O processo será analisado em formato de plenário virtual, com prazo até o dia 26 de junho para votação. A sessão havia sido interrompida ao final de maio, quando o ministro Alexandre de Moraes solicitou tempo adicional para examinar os documentos e argumentações. Três entidades contestam a constitucionalidade da emenda: o partido Rede Sustentabilidade, a Fenaq (Federação Nacional das Associações Quilombolas) e a Procuradoria-Geral da República.

Ao momento da pausa, o tribunal já apresentava tendência clara. Seis ministros alinharam-se em favor da manutenção da emenda nos moldes aprovados pelo Legislativo, enquanto três se posicionaram contrários.

Posição favorável argumenta por transição e refinanciamento

O ministro Cristiano Zanin, relator das ações, votou pela total rejeição dos pedidos de invalidação. Em seu entendimento, o dispositivo aprovado não configura anistia irregular, mas sim um modelo de refinanciamento com período transitório para adequação das legendas. O voto foi acompanhado integralmente por Dias Toffoli, André Mendonça, Nunes Marques, Luiz Fux e Gilmar Mendes.

Segundo o texto da emenda, as agremiações que deixaram de cumprir os percentuais em eleições passadas não sofrerão cobrança de multas. Contudo, assumem obrigação de compensar os valores não aplicados originalmente, destinando-os a candidaturas de pessoas pretas e pardas ao longo das quatro eleições subsequentes, iniciando-se em 2026.

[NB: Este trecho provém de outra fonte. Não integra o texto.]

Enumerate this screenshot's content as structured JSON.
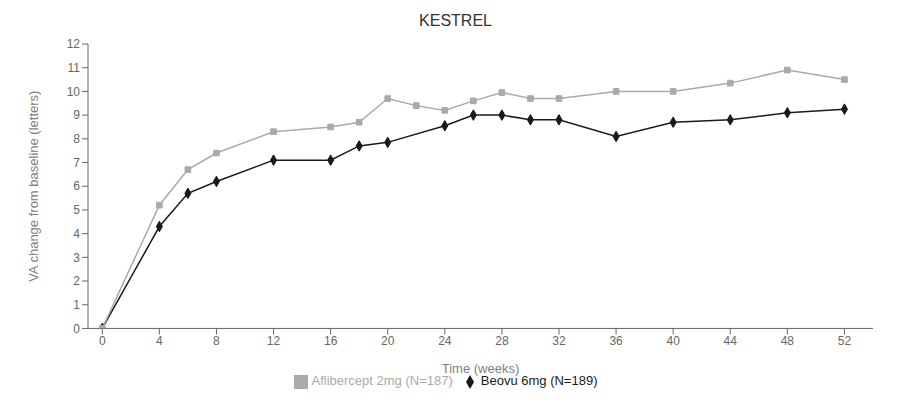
{
  "chart_data": {
    "type": "line",
    "title": "KESTREL",
    "x_label": "Time (weeks)",
    "y_label": "VA change from baseline (letters)",
    "xlim": [
      -1,
      54
    ],
    "ylim": [
      0,
      12
    ],
    "xticks": [
      0,
      4,
      8,
      12,
      16,
      20,
      24,
      28,
      32,
      36,
      40,
      44,
      48,
      52
    ],
    "yticks": [
      0,
      1,
      2,
      3,
      4,
      5,
      6,
      7,
      8,
      9,
      10,
      11,
      12
    ],
    "grid": false,
    "legend": "bottom",
    "series": [
      {
        "name": "Beovu 6mg (N=189)",
        "color": "#1a1a1a",
        "marker": "diamond",
        "x": [
          0,
          4,
          6,
          8,
          12,
          16,
          18,
          20,
          24,
          26,
          28,
          30,
          32,
          36,
          40,
          44,
          48,
          52
        ],
        "values": [
          0,
          4.3,
          5.7,
          6.2,
          7.1,
          7.1,
          7.7,
          7.85,
          8.55,
          9.0,
          9.0,
          8.8,
          8.8,
          8.1,
          8.7,
          8.8,
          9.1,
          9.25
        ]
      },
      {
        "name": "Aflibercept 2mg (N=187)",
        "color": "#aaaaaa",
        "marker": "square",
        "x": [
          0,
          4,
          6,
          8,
          12,
          16,
          18,
          20,
          22,
          24,
          26,
          28,
          30,
          32,
          36,
          40,
          44,
          48,
          52
        ],
        "values": [
          0,
          5.2,
          6.7,
          7.4,
          8.3,
          8.5,
          8.7,
          9.7,
          9.4,
          9.2,
          9.6,
          9.95,
          9.7,
          9.7,
          10.0,
          10.0,
          10.35,
          10.9,
          10.5
        ]
      }
    ]
  }
}
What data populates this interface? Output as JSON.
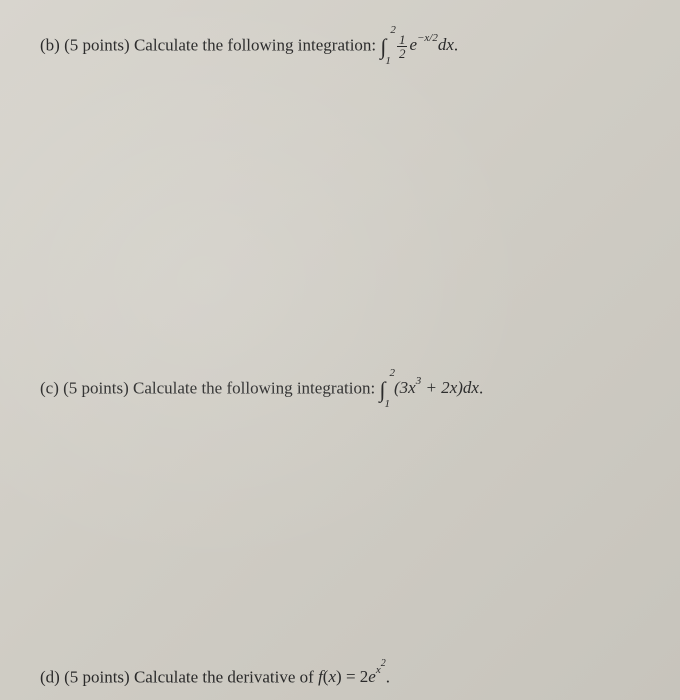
{
  "document": {
    "background_color": "#d4d1c9",
    "text_color": "#2a2a2a",
    "font_family": "Times New Roman",
    "base_fontsize": 17
  },
  "problems": {
    "b": {
      "label": "(b)",
      "points": "(5 points)",
      "text": "Calculate the following integration:",
      "integral": {
        "lower_bound": "1",
        "upper_bound": "2",
        "integrand_frac_num": "1",
        "integrand_frac_den": "2",
        "integrand_exp_var": "e",
        "integrand_exponent": "−x/2",
        "differential": "dx",
        "period": "."
      }
    },
    "c": {
      "label": "(c)",
      "points": "(5 points)",
      "text": "Calculate the following integration:",
      "integral": {
        "lower_bound": "1",
        "upper_bound": "2",
        "integrand_open": "(3",
        "integrand_var1": "x",
        "integrand_pow1": "3",
        "integrand_mid": " + 2",
        "integrand_var2": "x",
        "integrand_close": ")",
        "differential": "dx",
        "period": "."
      }
    },
    "d": {
      "label": "(d)",
      "points": "(5 points)",
      "text": "Calculate the derivative of",
      "function": {
        "fname": "f",
        "open": "(",
        "var": "x",
        "close": ")",
        "equals": " = 2",
        "exp_base": "e",
        "exp_var": "x",
        "exp_pow": "2",
        "period": "."
      }
    }
  }
}
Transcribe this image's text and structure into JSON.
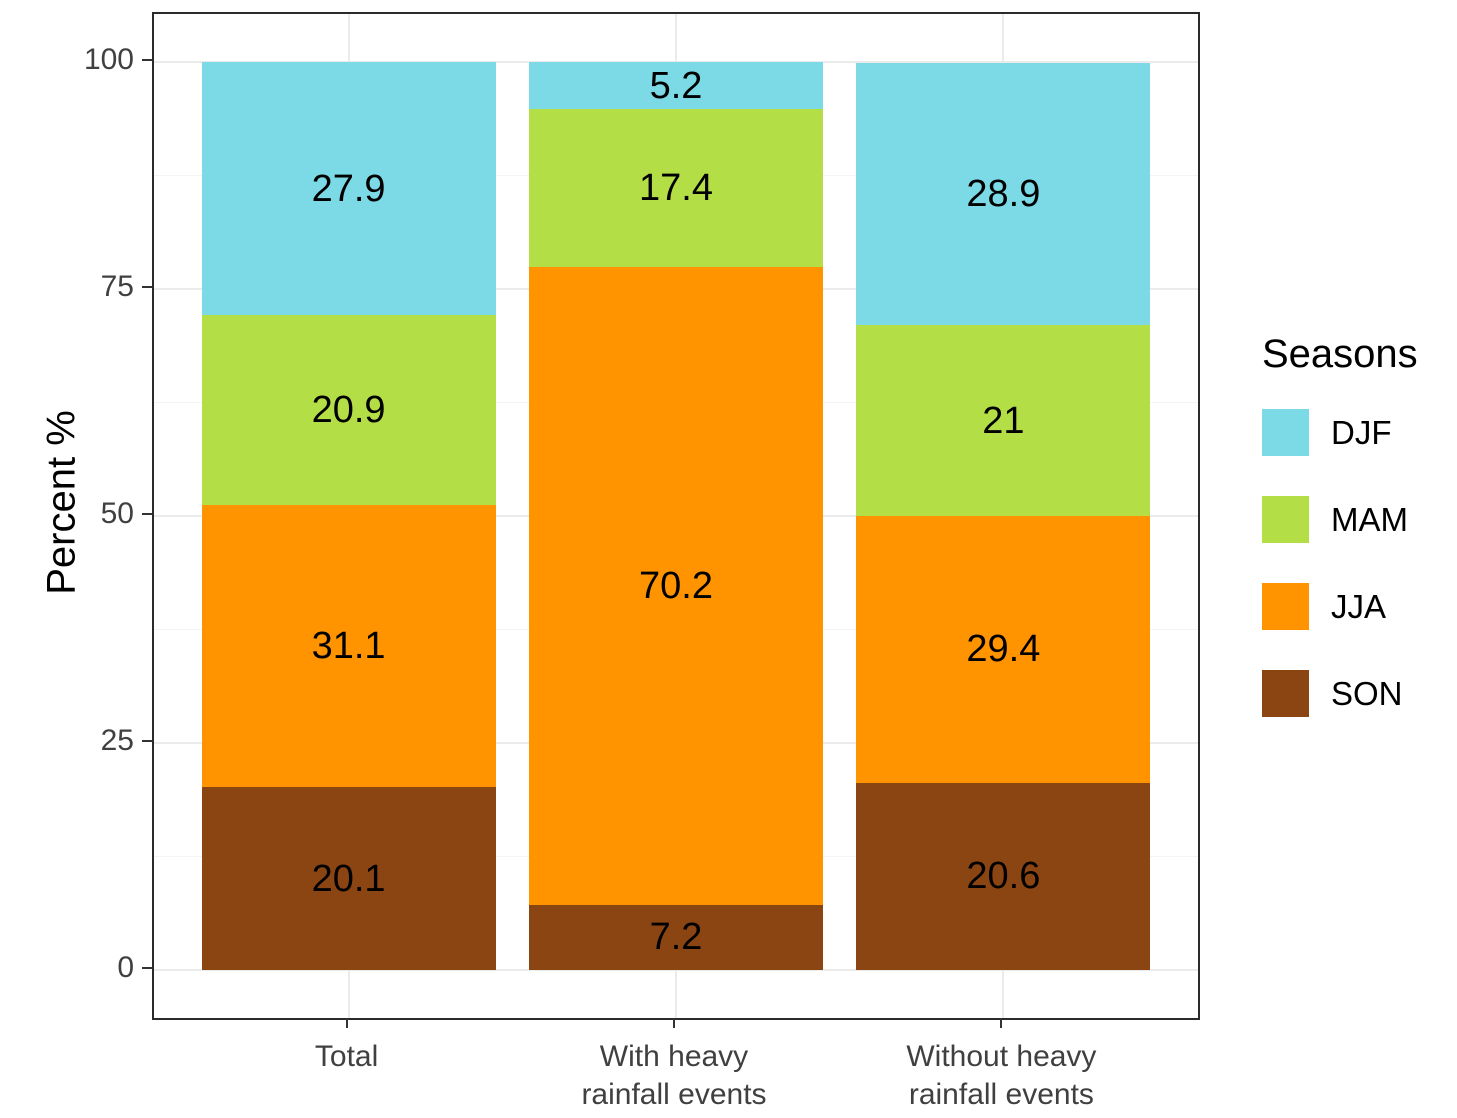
{
  "figure": {
    "background": "#ffffff"
  },
  "chart_data": {
    "type": "bar",
    "stacked": true,
    "orientation": "vertical",
    "ylabel": "Percent %",
    "xlabel": "",
    "ylim": [
      0,
      100
    ],
    "yticks": [
      "0",
      "25",
      "50",
      "75",
      "100"
    ],
    "categories": [
      "Total",
      "With heavy\nrainfall events",
      "Without heavy\nrainfall events"
    ],
    "series": [
      {
        "name": "SON",
        "color": "#8B4513",
        "values": [
          20.1,
          7.2,
          20.6
        ],
        "labels": [
          "20.1",
          "7.2",
          "20.6"
        ]
      },
      {
        "name": "JJA",
        "color": "#FF9300",
        "values": [
          31.1,
          70.2,
          29.4
        ],
        "labels": [
          "31.1",
          "70.2",
          "29.4"
        ]
      },
      {
        "name": "MAM",
        "color": "#B3DE45",
        "values": [
          20.9,
          17.4,
          21
        ],
        "labels": [
          "20.9",
          "17.4",
          "21"
        ]
      },
      {
        "name": "DJF",
        "color": "#7CD9E6",
        "values": [
          27.9,
          5.2,
          28.9
        ],
        "labels": [
          "27.9",
          "5.2",
          "28.9"
        ]
      }
    ],
    "legend": {
      "title": "Seasons",
      "position": "right",
      "entries": [
        "DJF",
        "MAM",
        "JJA",
        "SON"
      ]
    },
    "grid": {
      "major_y": [
        0,
        25,
        50,
        75,
        100
      ],
      "minor_y": [
        12.5,
        37.5,
        62.5,
        87.5
      ]
    }
  }
}
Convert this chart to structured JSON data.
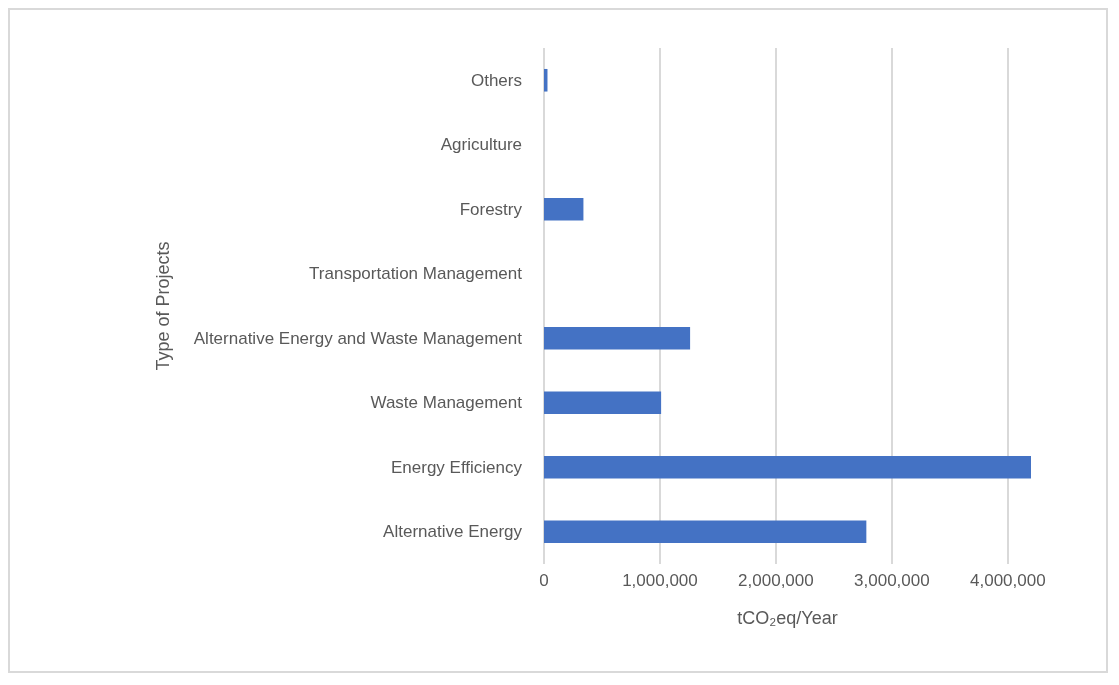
{
  "chart_data": {
    "type": "bar",
    "orientation": "horizontal",
    "xlabel": "tCO₂eq/Year",
    "ylabel": "Type of Projects",
    "categories": [
      "Others",
      "Agriculture",
      "Forestry",
      "Transportation Management",
      "Alternative Energy and Waste Management",
      "Waste Management",
      "Energy Efficiency",
      "Alternative Energy"
    ],
    "values": [
      30000,
      0,
      340000,
      0,
      1260000,
      1010000,
      4200000,
      2780000
    ],
    "color": "#4472c4",
    "xlim": [
      0,
      4200000
    ],
    "xticks": [
      0,
      {
        "value": 1000000,
        "label": "1,000,000"
      },
      {
        "value": 2000000,
        "label": "2,000,000"
      },
      {
        "value": 3000000,
        "label": "3,000,000"
      },
      {
        "value": 4000000,
        "label": "4,000,000"
      }
    ],
    "grid": "x"
  }
}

Ala divergente defende inconstitucionalidade do perdão

Uma frente contrária na Corte argumenta que o perdão das multas viola a Constituição Federal. O ministro Flávio Dino abriu a divergência, sustentando que isentar as legendas das sanções representa retrocesso nas políticas afirmativas estabelecidas pela Constituição. Seu voto foi apoiado pelos ministros Cármen Lúcia e Edson Fachin.

Para este grupo, a emenda desconstitui garantias legais de equidade racial e de gênero nas disputas eleitorais, criando precedente perigoso para flexibilização de direitos conquistados.

Alexandre de Moraes como voto decisivo

Com o placar em 6 a 3 pela constitucionalidade, o resultado final dependerá do voto do ministro Alexandre de Moraes, último a se manifestar. Sua posição pode tanto consolidar a maioria, quanto reabrir o debate se escolher se alinhar aos divergentes.

O julgamento representa momento crítico na definição de limites constitucionais para perdões de irregularidades eleitorais e na preservação ou flexibilização de mecanismos de inclusão racial e de gênero no financiamento de campanhas brasileiras.

Significado político e institucional

O caso evidencia tensão entre poderes: enquanto o Congresso Nacional aprovara a emenda com apoio de maioria parlamentar, setores de sociedade civil e órgãos de fiscalização questionam sua conformidade com direitos fundamentais. A decisão do Supremo definirá se emendas constitucionais podem derrogar proteções de igualdade estabelecidas em normas superiores, ou se existem limites materiais ao poder de reforma constitucional do Legislativo.